张岱婉言谢绝了宇文融的拉拢,然后便告辞离开了门下省。他也没有直接往御史台去,而是先去中书省向裴光庭感谢一下提携之恩,顺便跟其讲一讲自己为了追从他而拒绝了怎样的诱惑!
来到中书省后,张岱并没有第一时间获得召见,而是被安排在堂外等候了好一会儿。
裴光庭拜相之后,虽然在人事上没有什么大的动作,但也并不是全无作为。
就在萧嵩、宇文融各自摩拳擦掌、畅想大计的时候,裴光庭也没有闲着,他正忙于接见各司的官员们,上到各司的长官通判,下到主事令式,或是询问他们各司职事的疏漏不便之处,或是他们人际关系的不和谐,以及对于各自待遇的诉求等等。
单单张岱在堂外等候的这段时间里,就有几十名官员本引入堂中进行谈话,而且从他们离开时或是若有所思、或是面有喜色的神情来看,裴光庭并不是刻意作态、搞什么礼贤下士的人设,而是真的与这些人在探讨实际的问题。
张岱将这一幕幕收于眼底,心中也不由得大生感触。虽然从时势上看来,裴光庭在三名宰相当中属于最弱势的一个,但弱势并不等于就全无作为。
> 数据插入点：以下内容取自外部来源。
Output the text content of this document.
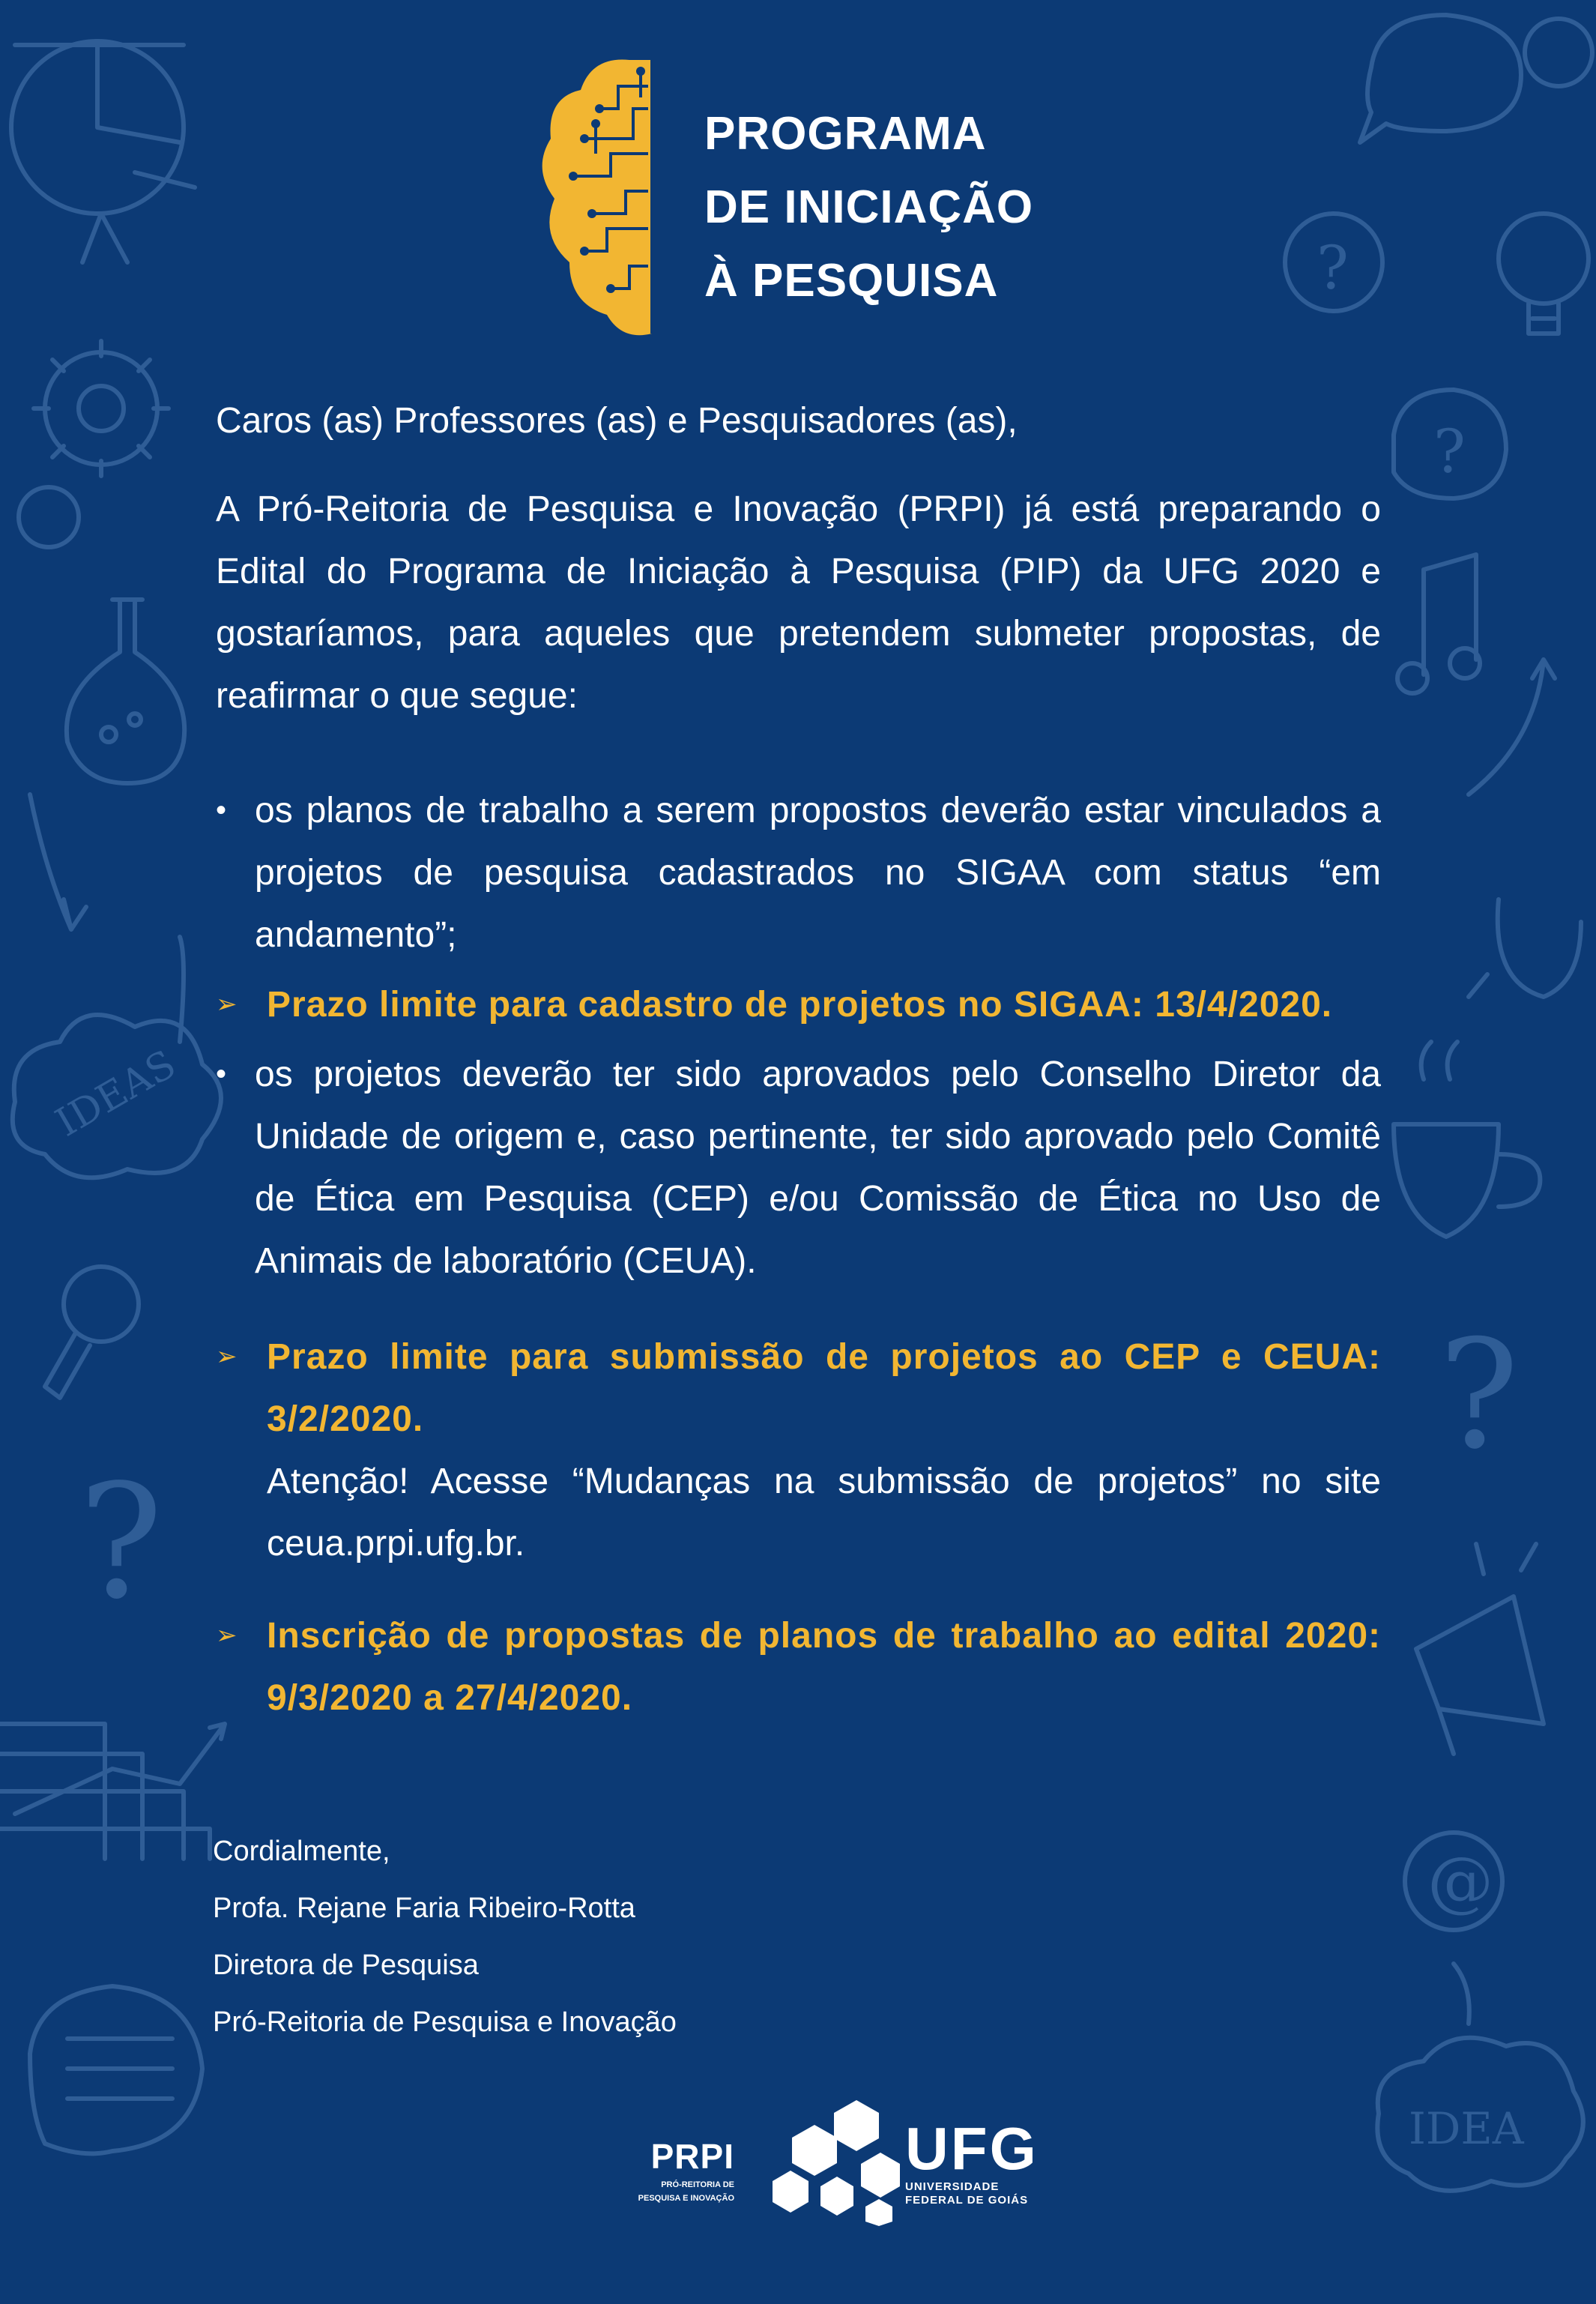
IDEAS
?
?
?
?
@
IDEA
PROGRAMA
DE INICIAÇÃO
À PESQUISA

Caros (as) Professores (as) e Pesquisadores (as),

A Pró-Reitoria de Pesquisa e Inovação (PRPI) já está preparando o Edital do Programa de Iniciação à Pesquisa (PIP) da UFG 2020 e gostaríamos, para aqueles que pretendem submeter propostas, de reafirmar o que segue:

• os planos de trabalho a serem propostos deverão estar vinculados a projetos de pesquisa cadastrados no SIGAA com status “em andamento”;
➢ Prazo limite para cadastro de projetos no SIGAA: 13/4/2020.
• os projetos deverão ter sido aprovados pelo Conselho Diretor da Unidade de origem e, caso pertinente, ter sido aprovado pelo Comitê de Ética em Pesquisa (CEP) e/ou Comissão de Ética no Uso de Animais de laboratório (CEUA).
➢ Prazo limite para submissão de projetos ao CEP e CEUA: 3/2/2020.
Atenção! Acesse “Mudanças na submissão de projetos” no site ceua.prpi.ufg.br.
➢ Inscrição de propostas de planos de trabalho ao edital 2020: 9/3/2020 a 27/4/2020.
Cordialmente,
Profa. Rejane Faria Ribeiro-Rotta
Diretora de Pesquisa
Pró-Reitoria de Pesquisa e Inovação
PRPI
PRÓ-REITORIA DE
PESQUISA E INOVAÇÃO
UFG
UNIVERSIDADE
FEDERAL DE GOIÁS
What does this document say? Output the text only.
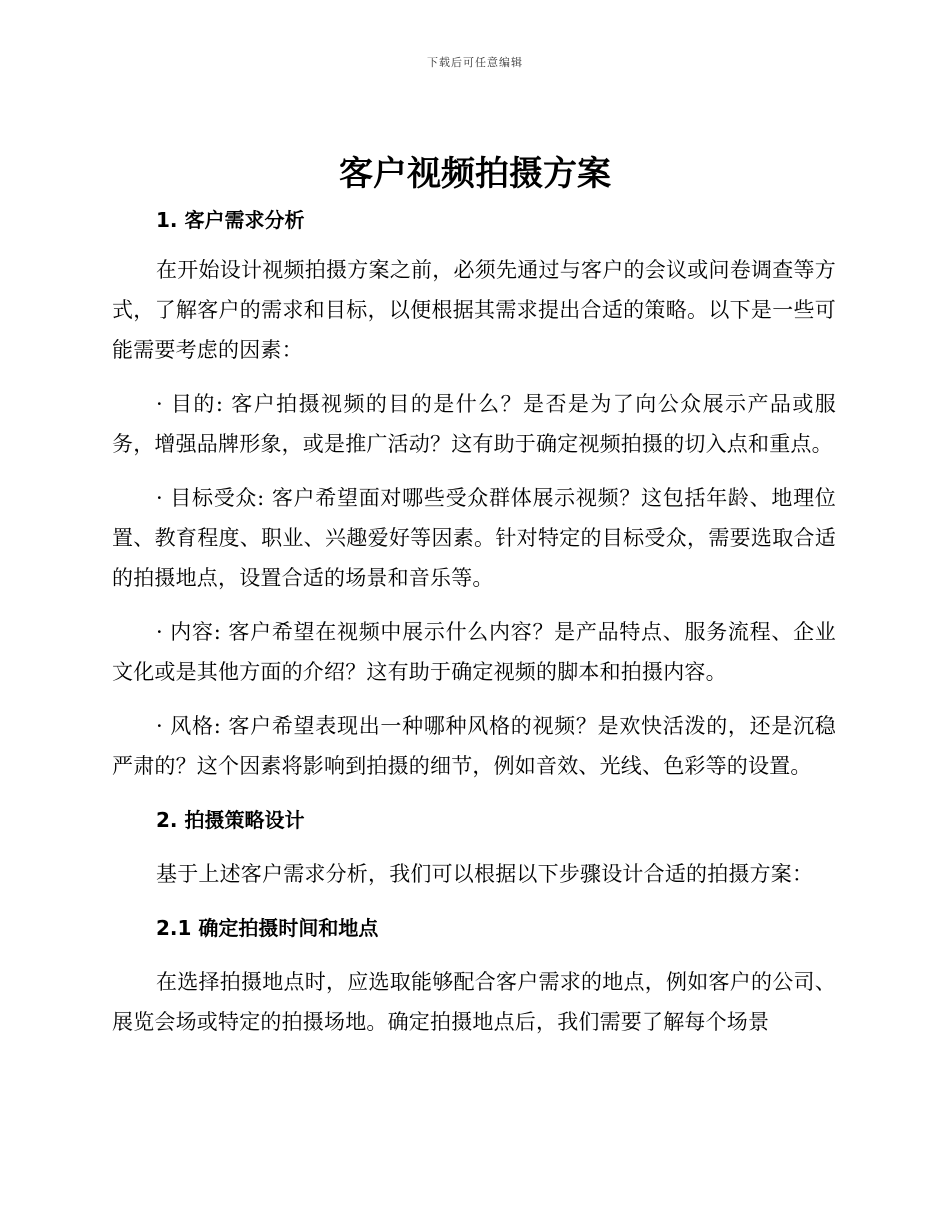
下载后可任意编辑
客户视频拍摄方案

1. 客户需求分析

在开始设计视频拍摄方案之前，必须先通过与客户的会议或问卷调查等方式，了解客户的需求和目标，以便根据其需求提出合适的策略。以下是一些可能需要考虑的因素：

· 目的: 客户拍摄视频的目的是什么？是否是为了向公众展示产品或服务，增强品牌形象，或是推广活动？这有助于确定视频拍摄的切入点和重点。

· 目标受众: 客户希望面对哪些受众群体展示视频？这包括年龄、地理位置、教育程度、职业、兴趣爱好等因素。针对特定的目标受众，需要选取合适的拍摄地点，设置合适的场景和音乐等。

· 内容: 客户希望在视频中展示什么内容？是产品特点、服务流程、企业文化或是其他方面的介绍？这有助于确定视频的脚本和拍摄内容。

· 风格: 客户希望表现出一种哪种风格的视频？是欢快活泼的，还是沉稳严肃的？这个因素将影响到拍摄的细节，例如音效、光线、色彩等的设置。

2. 拍摄策略设计

基于上述客户需求分析，我们可以根据以下步骤设计合适的拍摄方案：

2.1 确定拍摄时间和地点

在选择拍摄地点时，应选取能够配合客户需求的地点，例如客户的公司、展览会场或特定的拍摄场地。确定拍摄地点后，我们需要了解每个场景
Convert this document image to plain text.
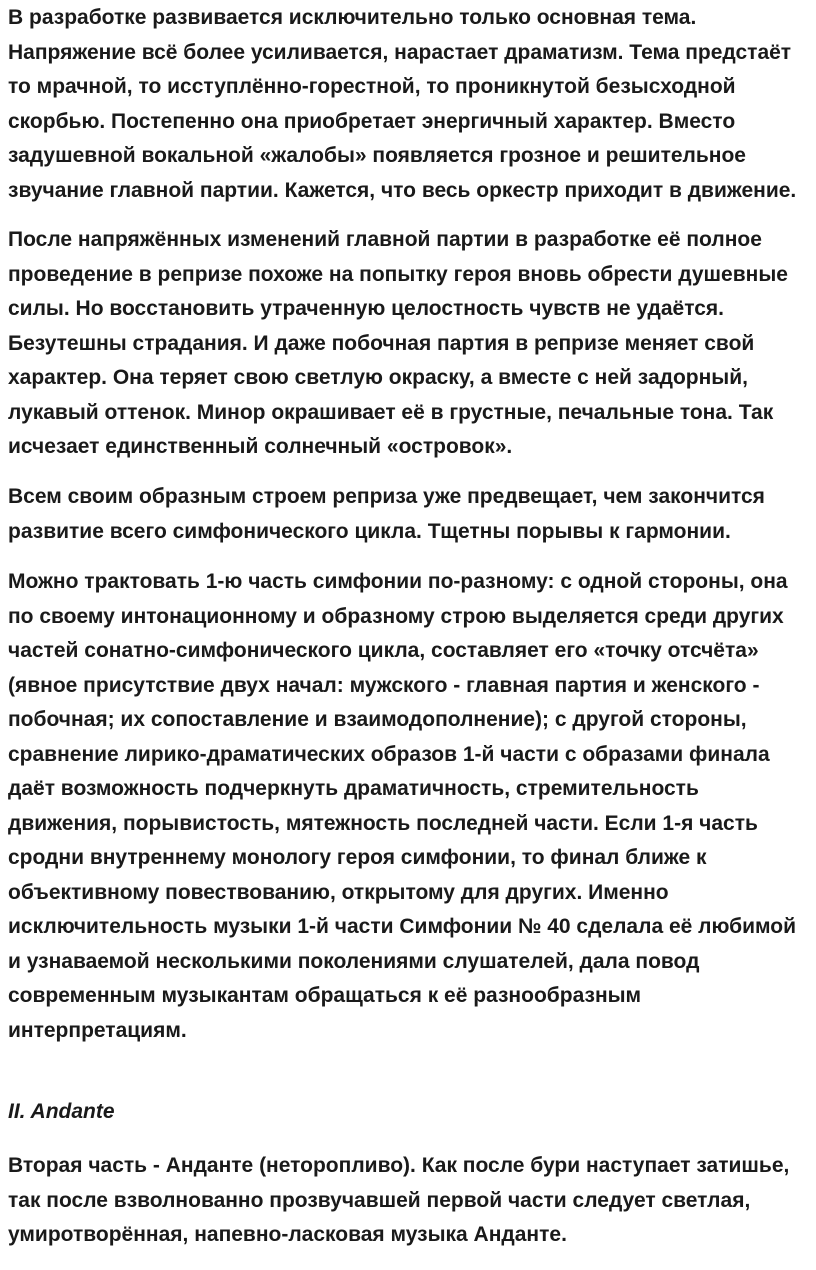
В разработке развивается исключительно только основная тема.
Напряжение всё более усиливается, нарастает драматизм. Тема предстаёт
то мрачной, то исступлённо-горестной, то проникнутой безысходной
скорбью. Постепенно она приобретает энергичный характер. Вместо
задушевной вокальной «жалобы» появляется грозное и решительное
звучание главной партии. Кажется, что весь оркестр приходит в движение.

После напряжённых изменений главной партии в разработке её полное
проведение в репризе похоже на попытку героя вновь обрести душевные
силы. Но восстановить утраченную целостность чувств не удаётся.
Безутешны страдания. И даже побочная партия в репризе меняет свой
характер. Она теряет свою светлую окраску, а вместе с ней задорный,
лукавый оттенок. Минор окрашивает её в грустные, печальные тона. Так
исчезает единственный солнечный «островок».

Всем своим образным строем реприза уже предвещает, чем закончится
развитие всего симфонического цикла. Тщетны порывы к гармонии.

Можно трактовать 1-ю часть симфонии по-разному: с одной стороны, она
по своему интонационному и образному строю выделяется среди других
частей сонатно-симфонического цикла, составляет его «точку отсчёта»
(явное присутствие двух начал: мужского - главная партия и женского -
побочная; их сопоставление и взаимодополнение); с другой стороны,
сравнение лирико-драматических образов 1-й части с образами финала
даёт возможность подчеркнуть драматичность, стремительность
движения, порывистость, мятежность последней части. Если 1-я часть
сродни внутреннему монологу героя симфонии, то финал ближе к
объективному повествованию, открытому для других. Именно
исключительность музыки 1-й части Симфонии № 40 сделала её любимой
и узнаваемой несколькими поколениями слушателей, дала повод
современным музыкантам обращаться к её разнообразным
интерпретациям.

II. Andante

Вторая часть - Анданте (неторопливо). Как после бури наступает затишье,
так после взволнованно прозвучавшей первой части следует светлая,
умиротворённая, напевно-ласковая музыка Анданте.
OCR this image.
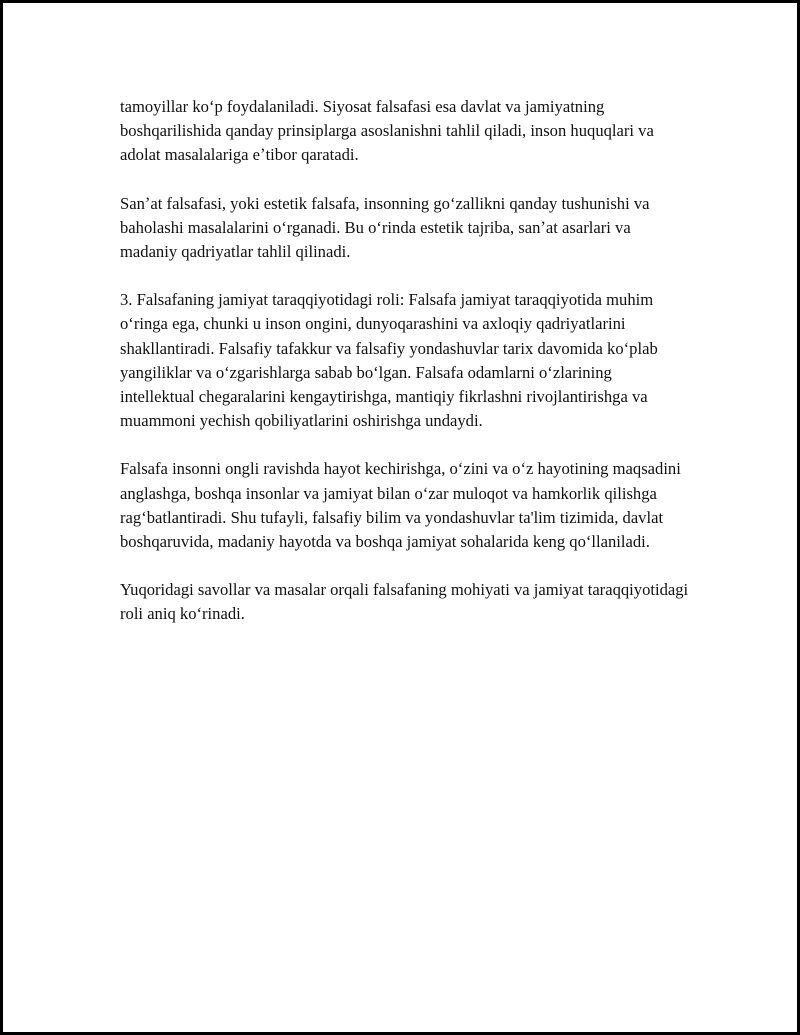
tamoyillar koʻp foydalaniladi. Siyosat falsafasi esa davlat va jamiyatning boshqarilishida qanday prinsiplarga asoslanishni tahlil qiladi, inson huquqlari va adolat masalalariga eʼtibor qaratadi.

Sanʼat falsafasi, yoki estetik falsafa, insonning goʻzallikni qanday tushunishi va baholashi masalalarini oʻrganadi. Bu oʻrinda estetik tajriba, sanʼat asarlari va madaniy qadriyatlar tahlil qilinadi.

3. Falsafaning jamiyat taraqqiyotidagi roli: Falsafa jamiyat taraqqiyotida muhim oʻringa ega, chunki u inson ongini, dunyoqarashini va axloqiy qadriyatlarini shakllantiradi. Falsafiy tafakkur va falsafiy yondashuvlar tarix davomida koʻplab yangiliklar va oʻzgarishlarga sabab boʻlgan. Falsafa odamlarni oʻzlarining intellektual chegaralarini kengaytirishga, mantiqiy fikrlashni rivojlantirishga va muammoni yechish qobiliyatlarini oshirishga undaydi.

Falsafa insonni ongli ravishda hayot kechirishga, oʻzini va oʻz hayotining maqsadini anglashga, boshqa insonlar va jamiyat bilan oʻzar muloqot va hamkorlik qilishga ragʻbatlantiradi. Shu tufayli, falsafiy bilim va yondashuvlar ta'lim tizimida, davlat boshqaruvida, madaniy hayotda va boshqa jamiyat sohalarida keng qoʻllaniladi.

Yuqoridagi savollar va masalar orqali falsafaning mohiyati va jamiyat taraqqiyotidagi roli aniq koʻrinadi.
起码在这些普通朝士们眼中,裴光庭仍是高高在上的宰相。
如今他主动放低身段,与下级官员们进行充分的沟通,这无疑就会让众人觉得裴光庭对于国事、对于他们这些朝士们各自的疾困都了解的更加全面和具体,这同样也是宰相工作的一部分。
所以很多人在工作中面对不利的处境时,往往自觉得束手束脚、施展不开,从而倍感苦恼和失落,那是因为还没找到适合自己的展开工作的方式。
裴光庭的这一做法就是磨刀不误砍柴工,与官员们进行谈话固然不是宰相的主职工作,但广泛的与官员进行谈话从而发现问题、总结问题并解决问题,这就是宰相的工作范畴,在这一步步的过程中,宰相的职权自然得到了伸展。
张岱一直在堂外等到了午后时分,才被召入堂中相见。
“下官拜见裴相公,多谢相公提携擢用之恩!”
张岱入前见礼,注意到裴光庭案上书写着许多笔记,估计都是与官员们的谈话记录。
“宗之不必多礼,你才能卓著,为时所重,有此擢升理所当然。况且这也并非我一人之功,宇文黄门于中书门下对你也多有赞言,你可有知?门下省辞行时有没有谢过宇文黄门?”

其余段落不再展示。